Life is an unending succession of learning. People come into your life and sometimes it’s, “What the hell were my lessons supposed to be in all THIS?!” Hopefully you figure it out so you can let them go and carry on with life. But sometimes the people who come into your life are the ones with a lifetime of lessons for you because they’re your parents. The past couple of years the lessons thrown my way have been confusing and difficult; life’s version of tragicomedy. Thank goodness for my dark-humor gene that keeps me going when life is less than fun.
My dad. My dad gives unconditional love. No matter what you needed; whenever or wherever…he was there for you. He never judged you even when you did really stupid stuff and, just like me, he has a wicked sense of humor. My earliest memories of him embrace his gift of music. He would play his guitar and sing in the upstairs hall when we were wee tots trying to go to sleep. I loved listening to him sing. Our camping adventures always included him & his guitar with music & singing around the campfire. Good times. I respected him a lot while growing up.
I remember the first time during a post college conversation when I thought, “Wow dad, you’re a really intelligent man but I totally disagree with you on some of your views.” I have no idea what we were talking about but I laugh now at how I felt; with my disillusionment that my dad was no longer ‘perfect.’ It’s good to let your parents be human with flaws…which brings me to the current life lesson. Parent’s become elderly and ancient…roles get reversed, even if you go into it kicking and screaming like a two year old.

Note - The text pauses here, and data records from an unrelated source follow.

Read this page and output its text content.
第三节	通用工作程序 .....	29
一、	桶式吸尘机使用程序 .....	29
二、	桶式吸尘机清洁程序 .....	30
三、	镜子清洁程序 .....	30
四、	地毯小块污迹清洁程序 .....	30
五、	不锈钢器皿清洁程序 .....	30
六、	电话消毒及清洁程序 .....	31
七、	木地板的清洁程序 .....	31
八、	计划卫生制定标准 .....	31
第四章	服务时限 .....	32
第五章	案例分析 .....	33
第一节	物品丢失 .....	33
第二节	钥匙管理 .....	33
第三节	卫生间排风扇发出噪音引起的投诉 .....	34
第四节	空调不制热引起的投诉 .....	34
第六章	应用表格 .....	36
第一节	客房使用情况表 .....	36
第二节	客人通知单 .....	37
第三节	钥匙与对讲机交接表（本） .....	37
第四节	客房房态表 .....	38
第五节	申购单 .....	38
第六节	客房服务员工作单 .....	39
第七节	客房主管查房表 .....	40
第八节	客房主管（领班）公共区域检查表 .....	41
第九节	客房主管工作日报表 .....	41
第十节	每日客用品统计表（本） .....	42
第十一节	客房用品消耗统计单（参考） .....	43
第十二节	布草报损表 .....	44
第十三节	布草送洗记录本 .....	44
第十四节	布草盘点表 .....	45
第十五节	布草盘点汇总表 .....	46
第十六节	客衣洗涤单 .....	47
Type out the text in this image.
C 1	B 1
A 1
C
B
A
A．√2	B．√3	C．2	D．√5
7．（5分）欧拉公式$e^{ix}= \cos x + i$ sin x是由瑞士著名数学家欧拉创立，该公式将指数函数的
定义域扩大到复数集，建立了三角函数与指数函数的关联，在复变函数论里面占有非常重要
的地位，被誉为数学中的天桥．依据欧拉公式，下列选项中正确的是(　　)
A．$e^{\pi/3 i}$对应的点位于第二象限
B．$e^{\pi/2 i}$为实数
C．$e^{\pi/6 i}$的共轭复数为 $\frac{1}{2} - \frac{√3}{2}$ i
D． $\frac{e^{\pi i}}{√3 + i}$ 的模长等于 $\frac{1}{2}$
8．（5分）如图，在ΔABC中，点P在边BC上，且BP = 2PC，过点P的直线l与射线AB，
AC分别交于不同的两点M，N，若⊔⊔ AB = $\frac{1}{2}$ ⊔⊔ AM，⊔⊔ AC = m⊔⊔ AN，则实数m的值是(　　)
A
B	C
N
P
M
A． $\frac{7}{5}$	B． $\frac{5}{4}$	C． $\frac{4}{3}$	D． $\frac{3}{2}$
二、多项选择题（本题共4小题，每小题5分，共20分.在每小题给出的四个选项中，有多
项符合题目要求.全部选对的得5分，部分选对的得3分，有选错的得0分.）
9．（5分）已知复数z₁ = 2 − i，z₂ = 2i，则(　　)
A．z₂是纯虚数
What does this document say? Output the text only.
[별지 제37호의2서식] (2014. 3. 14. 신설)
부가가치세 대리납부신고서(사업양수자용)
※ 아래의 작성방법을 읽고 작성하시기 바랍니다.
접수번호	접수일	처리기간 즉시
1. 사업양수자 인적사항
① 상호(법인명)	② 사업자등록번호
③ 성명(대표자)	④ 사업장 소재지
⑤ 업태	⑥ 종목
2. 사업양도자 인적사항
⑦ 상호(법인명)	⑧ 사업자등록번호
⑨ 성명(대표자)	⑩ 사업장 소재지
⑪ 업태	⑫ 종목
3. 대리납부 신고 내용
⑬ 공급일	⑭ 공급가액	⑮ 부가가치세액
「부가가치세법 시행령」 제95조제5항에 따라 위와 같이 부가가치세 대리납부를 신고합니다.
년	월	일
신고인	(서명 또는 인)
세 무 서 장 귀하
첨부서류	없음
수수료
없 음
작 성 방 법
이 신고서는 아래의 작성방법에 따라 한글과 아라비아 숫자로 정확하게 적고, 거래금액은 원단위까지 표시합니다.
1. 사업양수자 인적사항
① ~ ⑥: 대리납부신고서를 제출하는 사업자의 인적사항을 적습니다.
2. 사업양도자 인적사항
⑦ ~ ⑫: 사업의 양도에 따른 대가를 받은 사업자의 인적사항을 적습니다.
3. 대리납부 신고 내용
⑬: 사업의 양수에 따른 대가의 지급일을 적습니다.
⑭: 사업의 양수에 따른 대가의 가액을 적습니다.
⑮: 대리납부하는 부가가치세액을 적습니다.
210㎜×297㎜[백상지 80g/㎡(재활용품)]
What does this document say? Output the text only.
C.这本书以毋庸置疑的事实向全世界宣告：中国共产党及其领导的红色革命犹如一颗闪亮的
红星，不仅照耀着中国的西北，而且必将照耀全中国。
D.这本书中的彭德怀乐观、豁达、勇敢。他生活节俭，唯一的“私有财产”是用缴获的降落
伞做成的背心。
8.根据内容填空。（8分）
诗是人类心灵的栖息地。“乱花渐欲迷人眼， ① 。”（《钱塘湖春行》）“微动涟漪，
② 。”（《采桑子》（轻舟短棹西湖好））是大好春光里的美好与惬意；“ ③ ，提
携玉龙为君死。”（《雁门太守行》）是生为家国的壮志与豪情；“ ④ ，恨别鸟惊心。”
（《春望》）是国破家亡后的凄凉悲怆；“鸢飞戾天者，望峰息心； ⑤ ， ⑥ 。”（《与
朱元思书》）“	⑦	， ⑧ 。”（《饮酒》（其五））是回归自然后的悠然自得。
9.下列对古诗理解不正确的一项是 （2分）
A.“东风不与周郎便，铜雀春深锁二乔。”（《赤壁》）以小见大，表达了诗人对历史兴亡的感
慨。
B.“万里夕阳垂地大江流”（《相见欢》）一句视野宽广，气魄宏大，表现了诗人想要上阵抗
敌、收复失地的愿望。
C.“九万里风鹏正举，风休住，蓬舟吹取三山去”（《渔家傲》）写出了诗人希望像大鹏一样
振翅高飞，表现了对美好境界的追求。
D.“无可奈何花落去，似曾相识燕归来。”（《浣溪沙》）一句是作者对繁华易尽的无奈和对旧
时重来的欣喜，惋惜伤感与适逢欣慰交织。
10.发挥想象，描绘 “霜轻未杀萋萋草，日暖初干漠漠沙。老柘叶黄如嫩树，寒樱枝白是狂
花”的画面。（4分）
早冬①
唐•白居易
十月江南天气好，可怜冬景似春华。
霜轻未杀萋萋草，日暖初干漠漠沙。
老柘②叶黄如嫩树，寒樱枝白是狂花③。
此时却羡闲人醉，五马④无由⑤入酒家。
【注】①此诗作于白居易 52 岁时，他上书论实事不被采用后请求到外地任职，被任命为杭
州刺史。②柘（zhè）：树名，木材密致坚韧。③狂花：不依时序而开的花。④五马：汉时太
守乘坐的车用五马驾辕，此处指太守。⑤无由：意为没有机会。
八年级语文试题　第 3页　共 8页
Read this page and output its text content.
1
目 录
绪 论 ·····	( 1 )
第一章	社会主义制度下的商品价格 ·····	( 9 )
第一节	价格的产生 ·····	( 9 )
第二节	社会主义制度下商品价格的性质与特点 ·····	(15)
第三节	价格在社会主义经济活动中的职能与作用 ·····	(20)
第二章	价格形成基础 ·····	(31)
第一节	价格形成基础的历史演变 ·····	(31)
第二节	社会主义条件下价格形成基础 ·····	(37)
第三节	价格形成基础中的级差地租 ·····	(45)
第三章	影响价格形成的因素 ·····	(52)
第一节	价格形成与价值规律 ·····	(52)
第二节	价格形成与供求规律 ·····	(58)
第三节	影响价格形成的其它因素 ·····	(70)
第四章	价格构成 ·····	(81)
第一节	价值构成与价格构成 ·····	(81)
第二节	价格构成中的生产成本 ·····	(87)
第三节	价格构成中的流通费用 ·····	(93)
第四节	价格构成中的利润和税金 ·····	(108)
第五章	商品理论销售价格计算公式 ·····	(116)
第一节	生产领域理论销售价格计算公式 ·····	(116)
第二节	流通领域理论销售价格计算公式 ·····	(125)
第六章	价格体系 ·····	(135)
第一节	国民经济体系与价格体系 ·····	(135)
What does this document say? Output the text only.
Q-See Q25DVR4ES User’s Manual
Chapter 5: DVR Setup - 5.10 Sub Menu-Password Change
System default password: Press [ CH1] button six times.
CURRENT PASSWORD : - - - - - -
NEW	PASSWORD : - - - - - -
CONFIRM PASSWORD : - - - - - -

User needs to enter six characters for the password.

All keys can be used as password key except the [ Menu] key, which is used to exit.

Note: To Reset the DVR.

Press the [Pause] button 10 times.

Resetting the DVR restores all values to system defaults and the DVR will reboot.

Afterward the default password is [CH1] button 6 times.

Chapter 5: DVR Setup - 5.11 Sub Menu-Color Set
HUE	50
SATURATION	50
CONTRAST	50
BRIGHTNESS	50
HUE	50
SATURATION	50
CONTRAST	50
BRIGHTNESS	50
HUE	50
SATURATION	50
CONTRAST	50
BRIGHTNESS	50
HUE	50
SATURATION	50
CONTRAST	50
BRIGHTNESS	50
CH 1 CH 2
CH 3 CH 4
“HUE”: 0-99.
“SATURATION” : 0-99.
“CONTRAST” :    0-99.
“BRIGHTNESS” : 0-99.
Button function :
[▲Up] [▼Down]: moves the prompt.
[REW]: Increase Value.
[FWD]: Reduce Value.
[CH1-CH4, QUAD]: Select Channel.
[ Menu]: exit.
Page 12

I was still raising my own kids when it started. The ancient’s mental age seemed to regress. At one point it felt like they were the same age as my teenagers. They needed guidance but were stubborn with my sage words of wisdom. Advice they should be following but not doing. Thank god my kids had already taught me how to let go of the people you love. It’s their life and their life lessons. It can be painful watching them learn the hard way but…it’s their life, not yours. I’m a strong believer in consequences and what they can teach you. My dad’s refusal to take care of himself for health’s sake has ended him up in the hospital, long term.
The steady decline of his physical & mental health has been nerve-wracking to say the least. I did not and do not like the role of being parent to my parents; much like the early years of parenting when you want to pull your hair out. Thank god for Gary. He tag teams with me and when I’m ready to have a meltdown he takes over so I can decompress or cry. I had a hard time accepting that my parents are no longer the people who raised me. It was a hard lesson to learn and move on. Yesterday I learned another valuable lesson.
My anger at my dad has been transferred to the medical personnel that don’t know how to fix him anymore because their drugs no longer work. As a natural healer, I want vitamins & minerals put back into a body that is probably deficient at this point of a necessary balance for a human body to function properly. That won’t happen in a hospital. Natural remedies could heal what the drugs can’t. They don’t do natural. I can’t do anything about it so I have to let go. It hasn’t been easy, it’s been painful. I don’t want to be angry anymore with the man my dad has become. I still love him. I finally realized that after a lifetime of taking care of his large family, he wanted to be taken care of. The sad part is, the route he chose is killing him…slowly. I’m no longer angry with him. I’ve had time away while other family is taking over so I have breathing room to think…and let go.
I love you dad. Thank you for all you’ve taught me.